Oh! To be so young and perpetually horny again! Don Pedro told himself with a tinge of regret. The buck was either thinking of a kill or of a mating. Probably both. Not that there was much of a difference. Each time a man ejaculated - he died. Come to think of it, that kind of excitement was safer in bed, on a beach, a - whorehouse, and even in a nunnery, anywhere but on a field of battle. To die in War meant a man could never again live to experience another orgasm. It meant you forfeited your semen to Death.
The Naya loaded the light bamboo cage containing the cockatoo onto the large launch. "My men could have done it quicker, but the savages insisted," muttered Gevers.
"You might ask the Chief if he wouldn’t mind giving us the all the baskets with the mangoes, bananas and whatever this brown tasty fruit is called which looks like a bunch of birds eggs." Then, he remembered that this might start another endless round of Kiao – Kiao (haggling). Don Pedro pointed to the baskets and then towards the ship "Zee" anchored farther away. For the first time, Tamango smiled and nodded.

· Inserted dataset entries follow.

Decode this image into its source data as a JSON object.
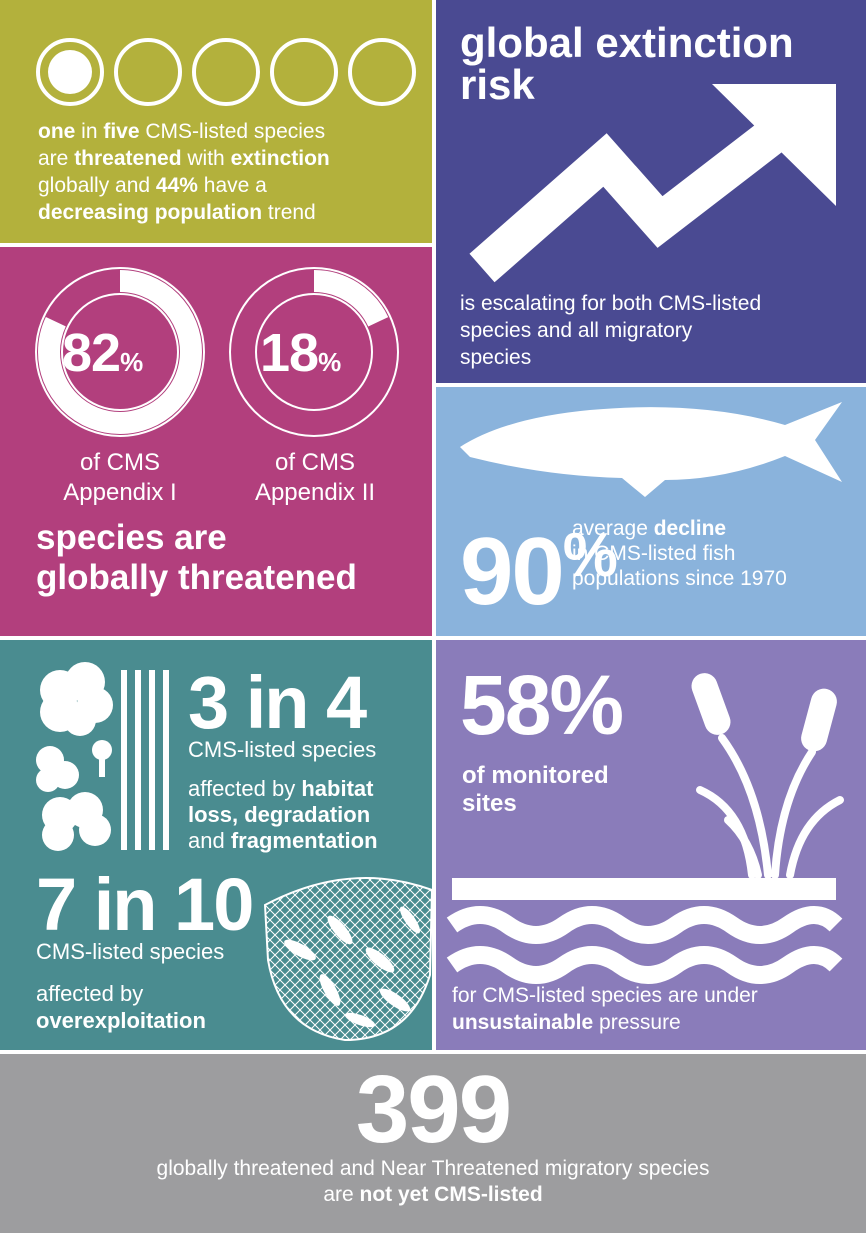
{
  "risk_summary": {
    "lines": [
      [
        {
          "text": "one",
          "bold": true
        },
        {
          "text": " in "
        },
        {
          "text": "five",
          "bold": true
        },
        {
          "text": " CMS-listed species"
        }
      ],
      [
        {
          "text": "are "
        },
        {
          "text": "threatened",
          "bold": true
        },
        {
          "text": " with "
        },
        {
          "text": "extinction",
          "bold": true
        }
      ],
      [
        {
          "text": "globally and "
        },
        {
          "text": "44%",
          "bold": true
        },
        {
          "text": " have a"
        }
      ],
      [
        {
          "text": "decreasing population",
          "bold": true
        },
        {
          "text": " trend"
        }
      ]
    ]
  },
  "extinction_risk": {
    "title_lines": [
      [
        {
          "text": "global extinction",
          "bold": true
        }
      ],
      [
        {
          "text": "risk",
          "bold": true
        }
      ]
    ],
    "lines": [
      [
        {
          "text": "is escalating for both CMS-listed"
        }
      ],
      [
        {
          "text": "species and all migratory"
        }
      ],
      [
        {
          "text": "species"
        }
      ]
    ]
  },
  "appendix": {
    "rings": [
      {
        "value": 82,
        "unit": "%",
        "label_lines": [
          [
            {
              "text": "of CMS"
            }
          ],
          [
            {
              "text": "Appendix I"
            }
          ]
        ]
      },
      {
        "value": 18,
        "unit": "%",
        "label_lines": [
          [
            {
              "text": "of CMS"
            }
          ],
          [
            {
              "text": "Appendix II"
            }
          ]
        ]
      }
    ],
    "statement_lines": [
      [
        {
          "text": "species are",
          "bold": true
        }
      ],
      [
        {
          "text": "globally threatened",
          "bold": true
        }
      ]
    ]
  },
  "fish": {
    "stat": "90",
    "unit": "%",
    "lines": [
      [
        {
          "text": "average "
        },
        {
          "text": "decline",
          "bold": true
        }
      ],
      [
        {
          "text": "in CMS-listed fish"
        }
      ],
      [
        {
          "text": "populations since 1970"
        }
      ]
    ]
  },
  "habitat": {
    "stat": "3 in 4",
    "subtitle": "CMS-listed species",
    "lines": [
      [
        {
          "text": "affected by "
        },
        {
          "text": "habitat",
          "bold": true
        }
      ],
      [
        {
          "text": "loss, degradation",
          "bold": true
        }
      ],
      [
        {
          "text": "and "
        },
        {
          "text": "fragmentation",
          "bold": true
        }
      ]
    ]
  },
  "exploitation": {
    "stat": "7 in 10",
    "subtitle": "CMS-listed species",
    "lines": [
      [
        {
          "text": "affected by"
        }
      ],
      [
        {
          "text": "overexploitation",
          "bold": true
        }
      ]
    ]
  },
  "sites": {
    "stat": "58%",
    "lines": [
      [
        {
          "text": "of monitored",
          "bold": true
        }
      ],
      [
        {
          "text": "sites",
          "bold": true
        }
      ]
    ],
    "footer_lines": [
      [
        {
          "text": "for CMS-listed species are under"
        }
      ],
      [
        {
          "text": "unsustainable",
          "bold": true
        },
        {
          "text": " pressure"
        }
      ]
    ]
  },
  "not_listed": {
    "stat": "399",
    "lines": [
      [
        {
          "text": "globally threatened and Near Threatened migratory species"
        }
      ],
      [
        {
          "text": "are "
        },
        {
          "text": "not yet CMS-listed",
          "bold": true
        }
      ]
    ]
  }
}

This is a strange white being that enjoys the bounty from our trees. He wondered if he would ever see him again. He wasn’t sure if he liked him, indeed, he was suspicious of all white men, but he was interested in the tall man with long yellow hair and one blue eye which never moved. It resembled a glass eye. He shivered. By the power of Belisanko, what does that mean?
Don Pedro clenched his fist and touched the taut fist of Tamango the chief in the formal Naya greeting. Gevers followed.
Kungku stood toffee nosed and aloof. He wanted to avoid any further contamination with the White Beings.
Gevers' men rowed the launch towards their vessel “Zee” farther out in the natural harbor of the island of Nias.
The headhunting Naya cried out "Sanko! Sanko!" to drumbeats and cymbals, their spears beating out a syncopated rhythm upon the stone statues, which encircled the pristine beaches.
I fully intend to return to this island. I am enchanted. The stone statues must be worth a great deal of money as well. Men like me must never leave a stone unturned. He made a silent vow, avoiding gaping at the statues. The Naya might mistake his interest for disrespect. He hadn’t seen any bows and arrows … but he was certain the Naya were deadly archers. Above all, I do not care to see an arrow laced in snake venom, buried in my back.
The cockatoo crashed against the bamboo striplings of its cage and shrieked "EeeeeKo! AaaaaKo!" There was more yelling and cheering from the shore as the Naya bid their god Belisanko's favorite bird goodbye.